FIG. 1 (b) shows that each of the sheets 2, 3,
It is a top view which shows typically the state at the time of completion | finish of winding which wound 4 and 4 'and formed the wound type electrode. That is, the wound electrode (winding body 1) whose outer peripheral surface is pressed by one of the electrode holding blocks 6b at 210 ° before the end of the above winding is further rotated by 210 ° at a low speed to finish the winding process. And
At the same time when the electrode sheet 3 and the insulating separator 4 'are separated, the outer peripheral surface of the wound electrode is pressed by the other electrode holding block 6a, and as a result, the wound electrode is sandwiched by the electrode holding blocks 6a and 6b. Hold. Also at this stage, since the formed wound electrode rotates at a low speed, frictional damage of the insulating separators 4, 4 'on the outer peripheral surface side of the wound electrode, and furthermore,
The risk of dielectric breakdown between the electrode sheets 2 and 3 and damage to the electrode sheets 2 and 3 themselves is also eliminated.

FIG. 2 shows an example of the relationship between the number of rotations from the start of the rotation driving to the end of the rotation of the winding core 1 in the step of forming the winding of the wound electrode. Until (1 to 2.0 times before the end), wind at a high speed rotation of 10 rps or more, and thereafter (1 to 2.0 times immediately before the end) 10 rps
Wind at a low speed of less than.

The present invention is not limited to the above embodiment, and various modifications can be made without departing from the spirit of the invention. For example, the thickness and width of the insulating sheet, the positive electrode sheet, and the negative electrode sheet can be appropriately set in accordance with the type and capacity of the target secondary battery.

[0020]

According to the first and second aspects of the present invention, not only a high capacity can be achieved by dense winding, but also a high-performance wound electrode in which occurrence of a short circuit in an electrode sheet is eliminated. Can be easily provided. That is, higher performance of the battery,
Since a high-quality wound electrode suitable for miniaturization and weight reduction can be provided with high yield, it greatly contributes to practical use of a high-capacity, compact battery desired as a power source for cordless electronic devices.

[Brief description of the drawings]

FIGS. 1 (a) and 1 (b) are schematic diagrams showing a winding end stage in a manufacturing process of a wound electrode according to an embodiment and an operation state of an electrode holding block with respect to the wound electrode at the end of winding. FIG.

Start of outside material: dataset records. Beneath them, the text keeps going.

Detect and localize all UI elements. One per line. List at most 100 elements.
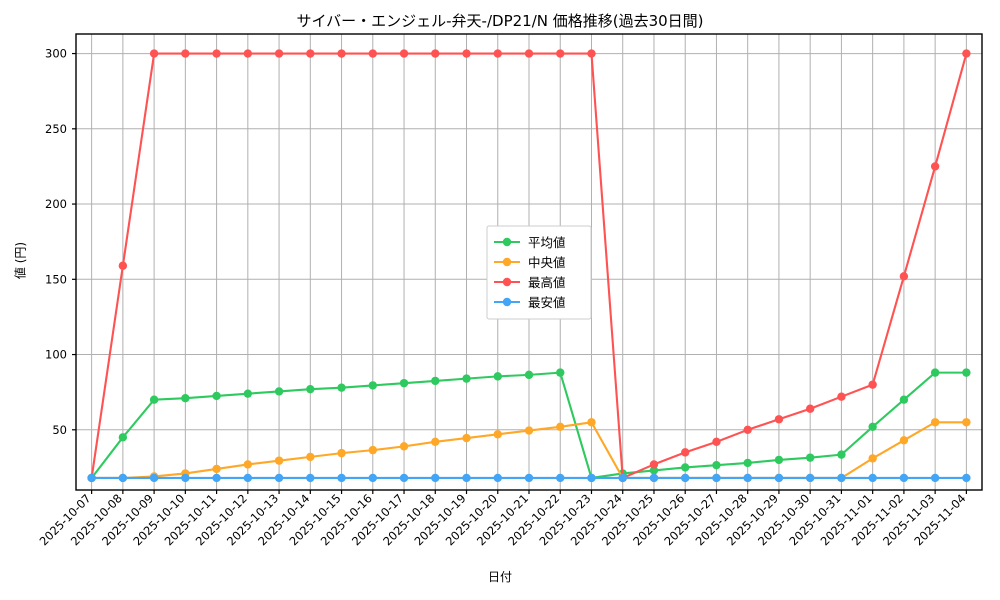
y-tick-label: 50 xyxy=(52,423,67,437)
data-point xyxy=(306,49,315,58)
gridlines xyxy=(76,34,982,490)
legend-label: 平均値 xyxy=(528,235,566,250)
data-point xyxy=(681,463,690,472)
data-point xyxy=(181,393,190,403)
data-point xyxy=(930,162,940,171)
data-point xyxy=(306,384,315,394)
data-point xyxy=(181,49,190,58)
data-point xyxy=(712,460,721,470)
data-point xyxy=(149,395,159,404)
y-tick-label: 250 xyxy=(45,122,67,136)
data-point xyxy=(899,473,909,483)
chart-title: サイバー・エンジェル-弁天-/DP21/N 価格推移(過去30日間) xyxy=(296,12,704,30)
data-point xyxy=(837,450,846,459)
data-point xyxy=(368,473,377,483)
data-point xyxy=(118,261,128,270)
data-point xyxy=(868,473,877,483)
data-point xyxy=(774,455,784,465)
data-point xyxy=(743,458,752,468)
data-point xyxy=(243,389,253,398)
data-point xyxy=(649,466,659,475)
legend-swatch-marker xyxy=(502,297,512,307)
data-point xyxy=(962,418,971,427)
data-point xyxy=(149,49,159,58)
y-tick-label: 300 xyxy=(45,47,67,61)
data-point xyxy=(243,460,253,469)
data-point xyxy=(431,473,440,483)
x-axis-label: 日付 xyxy=(487,570,512,584)
series-lines xyxy=(87,49,971,483)
data-point xyxy=(306,473,315,483)
data-point xyxy=(118,433,128,442)
legend-label: 中央値 xyxy=(528,255,566,270)
data-point xyxy=(681,448,690,457)
data-point xyxy=(805,473,815,483)
data-point xyxy=(930,473,940,483)
data-point xyxy=(899,272,909,281)
data-point xyxy=(181,473,190,483)
data-point xyxy=(649,473,659,483)
data-point xyxy=(618,473,627,483)
data-point xyxy=(868,454,877,463)
data-point xyxy=(462,433,471,443)
data-point xyxy=(399,378,409,388)
data-point xyxy=(87,473,96,483)
data-point xyxy=(493,473,502,483)
legend-label: 最安値 xyxy=(528,295,566,310)
data-point xyxy=(556,422,565,431)
data-point xyxy=(149,473,159,483)
x-axis-tick-labels: 2025-10-072025-10-082025-10-092025-10-10… xyxy=(37,491,969,548)
data-point xyxy=(431,49,440,58)
data-point xyxy=(743,425,752,435)
legend-swatch-marker xyxy=(502,257,512,267)
data-point xyxy=(243,49,253,58)
data-point xyxy=(899,395,909,404)
data-point xyxy=(212,49,221,58)
data-point xyxy=(805,404,815,413)
data-point xyxy=(587,473,596,483)
data-point xyxy=(930,418,940,427)
data-point xyxy=(212,473,221,483)
y-tick-label: 150 xyxy=(45,272,67,286)
data-point xyxy=(587,418,596,427)
data-point xyxy=(399,442,409,451)
data-point xyxy=(837,473,846,483)
data-point xyxy=(774,415,784,424)
data-point xyxy=(274,49,284,58)
data-point xyxy=(368,49,377,58)
data-point xyxy=(524,426,534,435)
data-point xyxy=(212,464,221,474)
data-point xyxy=(274,473,284,483)
y-axis-tick-labels: 50 100 150 200 250 300 xyxy=(45,47,67,437)
y-tick-label: 200 xyxy=(45,197,67,211)
data-point xyxy=(493,430,502,439)
data-point xyxy=(243,473,253,483)
data-point xyxy=(962,368,971,377)
data-point xyxy=(306,452,315,462)
data-point xyxy=(462,374,471,383)
data-point xyxy=(337,383,346,392)
data-point xyxy=(337,448,346,458)
data-point xyxy=(681,473,690,483)
data-point xyxy=(431,437,440,447)
data-point xyxy=(337,49,346,58)
data-point xyxy=(556,49,565,58)
data-point xyxy=(462,49,471,58)
data-point xyxy=(556,368,565,377)
data-point xyxy=(649,460,659,469)
data-point xyxy=(837,392,846,401)
y-tick-label: 100 xyxy=(45,348,67,362)
y-axis-label: 値 (円) xyxy=(13,241,28,280)
legend-swatch-marker xyxy=(502,237,512,247)
data-point xyxy=(774,473,784,483)
data-point xyxy=(274,387,284,396)
data-point xyxy=(399,473,409,483)
data-point xyxy=(118,473,128,483)
data-point xyxy=(368,381,377,390)
data-point xyxy=(587,49,596,58)
data-point xyxy=(712,473,721,483)
data-point xyxy=(962,473,971,483)
data-point xyxy=(493,372,502,381)
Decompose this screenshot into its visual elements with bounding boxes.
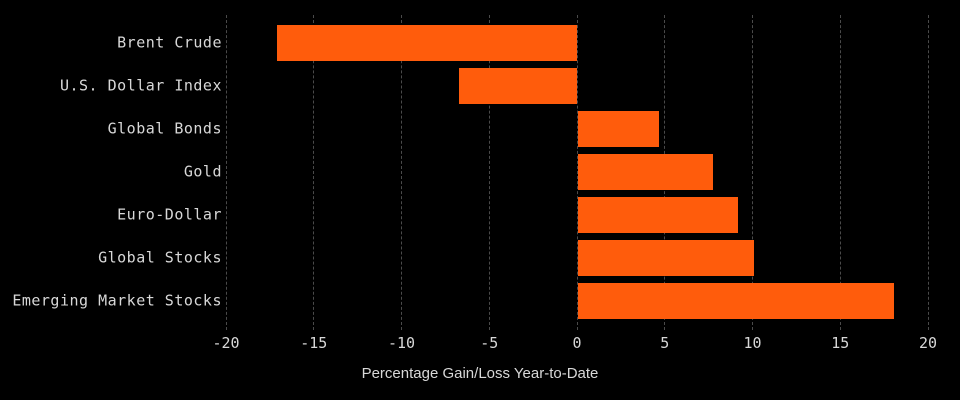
category-label: Global Stocks xyxy=(98,248,222,267)
category-label: Gold xyxy=(183,162,222,181)
bar-u-s-dollar-index xyxy=(459,68,577,104)
bar-emerging-market-stocks xyxy=(578,283,894,319)
gridline--5 xyxy=(488,15,490,330)
gridline-20 xyxy=(927,15,929,330)
category-label: Global Bonds xyxy=(107,119,222,138)
gridline--10 xyxy=(401,15,402,330)
x-tick-label: 15 xyxy=(831,334,850,352)
x-tick-label: -5 xyxy=(480,334,499,352)
bar-brent-crude xyxy=(276,25,577,61)
x-tick-label: 20 xyxy=(918,334,938,352)
x-tick-label: 0 xyxy=(572,334,582,352)
bar-global-stocks xyxy=(578,240,754,276)
bar-global-bonds xyxy=(578,111,659,147)
x-tick-label: 5 xyxy=(660,334,670,352)
bar-euro-dollar xyxy=(578,197,738,233)
x-tick-label: -10 xyxy=(387,334,416,352)
category-label: Euro-Dollar xyxy=(117,205,222,224)
x-tick-label: -15 xyxy=(300,334,328,352)
category-label: U.S. Dollar Index xyxy=(59,76,222,95)
gridline-10 xyxy=(752,15,753,330)
x-tick-label: 10 xyxy=(743,334,762,352)
gridline-0 xyxy=(576,15,578,330)
x-axis-title: Percentage Gain/Loss Year-to-Date xyxy=(361,365,599,382)
x-tick-label: -20 xyxy=(212,334,240,352)
category-label: Emerging Market Stocks xyxy=(12,291,222,310)
gridline--15 xyxy=(313,15,315,330)
gridline--20 xyxy=(225,15,227,330)
bar-gold xyxy=(578,154,714,190)
gridline-15 xyxy=(839,15,841,330)
category-label: Brent Crude xyxy=(117,33,222,52)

FIG. 2 is a curve diagram showing a change in rotation speed change during winding rotation of a core in a manufacturing process of a wound electrode according to an example.

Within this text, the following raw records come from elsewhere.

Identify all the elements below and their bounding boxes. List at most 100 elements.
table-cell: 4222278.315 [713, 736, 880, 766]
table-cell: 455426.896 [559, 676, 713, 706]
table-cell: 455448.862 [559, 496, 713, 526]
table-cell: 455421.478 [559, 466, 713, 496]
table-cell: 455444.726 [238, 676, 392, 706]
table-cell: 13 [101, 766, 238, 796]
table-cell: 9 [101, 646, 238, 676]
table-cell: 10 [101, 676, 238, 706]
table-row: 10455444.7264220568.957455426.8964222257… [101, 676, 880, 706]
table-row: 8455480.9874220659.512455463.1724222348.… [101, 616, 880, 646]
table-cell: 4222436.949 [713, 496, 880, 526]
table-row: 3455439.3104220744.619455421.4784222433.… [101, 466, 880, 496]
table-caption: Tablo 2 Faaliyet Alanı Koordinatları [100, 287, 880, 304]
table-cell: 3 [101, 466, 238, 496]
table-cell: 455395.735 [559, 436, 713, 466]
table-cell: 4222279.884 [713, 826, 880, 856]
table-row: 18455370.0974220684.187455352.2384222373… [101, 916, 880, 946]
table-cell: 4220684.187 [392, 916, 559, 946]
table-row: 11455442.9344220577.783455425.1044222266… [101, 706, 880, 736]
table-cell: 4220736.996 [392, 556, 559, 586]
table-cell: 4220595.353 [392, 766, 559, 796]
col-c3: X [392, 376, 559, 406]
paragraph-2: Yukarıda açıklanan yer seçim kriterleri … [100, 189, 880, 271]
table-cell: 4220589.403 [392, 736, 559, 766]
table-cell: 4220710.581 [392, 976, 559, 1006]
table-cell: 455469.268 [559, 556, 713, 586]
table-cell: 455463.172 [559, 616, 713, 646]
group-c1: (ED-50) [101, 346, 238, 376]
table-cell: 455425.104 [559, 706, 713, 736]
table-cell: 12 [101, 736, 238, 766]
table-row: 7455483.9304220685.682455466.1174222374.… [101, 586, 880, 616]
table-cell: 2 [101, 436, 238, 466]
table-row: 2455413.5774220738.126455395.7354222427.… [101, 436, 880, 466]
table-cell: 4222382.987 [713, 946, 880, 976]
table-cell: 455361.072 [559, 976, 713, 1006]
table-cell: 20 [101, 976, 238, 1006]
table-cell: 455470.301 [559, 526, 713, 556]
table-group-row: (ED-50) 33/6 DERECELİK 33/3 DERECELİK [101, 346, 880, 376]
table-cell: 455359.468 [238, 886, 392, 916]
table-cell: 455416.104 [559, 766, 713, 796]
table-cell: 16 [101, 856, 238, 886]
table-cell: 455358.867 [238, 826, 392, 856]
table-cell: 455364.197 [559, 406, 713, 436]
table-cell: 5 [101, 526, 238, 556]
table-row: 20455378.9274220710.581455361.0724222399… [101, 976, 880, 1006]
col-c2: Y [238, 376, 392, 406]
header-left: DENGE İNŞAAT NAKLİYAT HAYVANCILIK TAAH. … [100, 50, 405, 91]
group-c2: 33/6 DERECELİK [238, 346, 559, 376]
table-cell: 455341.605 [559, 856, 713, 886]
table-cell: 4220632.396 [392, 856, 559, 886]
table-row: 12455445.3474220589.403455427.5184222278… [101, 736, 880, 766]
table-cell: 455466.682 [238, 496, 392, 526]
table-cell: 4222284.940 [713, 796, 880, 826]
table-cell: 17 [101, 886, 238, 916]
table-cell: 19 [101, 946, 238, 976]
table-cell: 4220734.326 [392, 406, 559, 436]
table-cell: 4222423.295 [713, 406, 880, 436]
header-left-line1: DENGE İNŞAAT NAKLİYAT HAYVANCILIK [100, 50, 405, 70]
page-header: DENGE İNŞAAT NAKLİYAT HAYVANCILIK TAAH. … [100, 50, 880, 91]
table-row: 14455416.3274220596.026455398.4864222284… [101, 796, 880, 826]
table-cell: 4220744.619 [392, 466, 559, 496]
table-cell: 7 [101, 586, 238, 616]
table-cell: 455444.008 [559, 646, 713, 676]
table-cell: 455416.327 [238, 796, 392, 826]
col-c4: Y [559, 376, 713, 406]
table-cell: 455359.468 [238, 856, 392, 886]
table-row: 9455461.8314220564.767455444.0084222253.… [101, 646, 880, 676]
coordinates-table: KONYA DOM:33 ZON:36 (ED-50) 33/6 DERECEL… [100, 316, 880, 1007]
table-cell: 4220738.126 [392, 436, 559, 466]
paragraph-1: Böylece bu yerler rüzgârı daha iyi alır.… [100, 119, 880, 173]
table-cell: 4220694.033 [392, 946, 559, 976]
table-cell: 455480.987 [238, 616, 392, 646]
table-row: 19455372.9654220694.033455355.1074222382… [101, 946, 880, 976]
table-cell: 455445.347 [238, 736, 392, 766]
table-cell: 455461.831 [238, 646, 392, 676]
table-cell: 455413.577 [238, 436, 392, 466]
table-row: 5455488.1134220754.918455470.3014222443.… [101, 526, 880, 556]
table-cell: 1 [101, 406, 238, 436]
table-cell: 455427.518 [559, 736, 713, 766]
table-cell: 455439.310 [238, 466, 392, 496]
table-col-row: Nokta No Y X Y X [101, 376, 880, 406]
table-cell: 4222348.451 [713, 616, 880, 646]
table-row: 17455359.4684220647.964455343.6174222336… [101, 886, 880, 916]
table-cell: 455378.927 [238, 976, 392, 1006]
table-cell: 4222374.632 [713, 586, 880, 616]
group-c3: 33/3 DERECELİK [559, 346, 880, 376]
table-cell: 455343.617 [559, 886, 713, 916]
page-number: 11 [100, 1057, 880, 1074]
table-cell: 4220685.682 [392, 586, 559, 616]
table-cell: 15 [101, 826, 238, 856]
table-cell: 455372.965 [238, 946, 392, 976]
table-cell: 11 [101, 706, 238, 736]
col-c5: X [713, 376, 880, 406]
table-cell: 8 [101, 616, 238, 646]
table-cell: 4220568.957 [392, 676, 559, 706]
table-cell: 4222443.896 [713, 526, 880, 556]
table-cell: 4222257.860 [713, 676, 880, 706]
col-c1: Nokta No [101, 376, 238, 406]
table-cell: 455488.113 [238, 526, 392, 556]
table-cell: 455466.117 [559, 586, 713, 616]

FIG. 3 is a top view schematically showing an initial state of lamination and winding of each sheet in an example of a manufacturing process of a wound electrode.

[Explanation of symbols]

 DESCRIPTION OF SYMBOLS 1 ... Winding core 2 ... Strip-shaped positive electrode sheet 3 ... Strip-shaped negative electrode sheet 4, 4 '... Interlayer insulating sheet 5a, 5b ... Pressure roller 5a', 5b '... Air cylinder 6a, 6b …… Electrode holding block

Claims (2)

[Claims] 1. A method of manufacturing a wound electrode in which a positive electrode sheet and a negative electrode sheet are inserted in an interlayer insulating sheet and spirally wound around a rotating core while applying tension to the positive electrode sheet and the negative electrode sheet, A method of manufacturing a wound electrode, wherein the number of revolutions of a body is reduced at a winding end stage. 2. The method for producing a wound electrode according to claim 1, wherein the positive electrode sheet and the negative electrode sheet are electrode sheets for a nickel-metal hydride battery.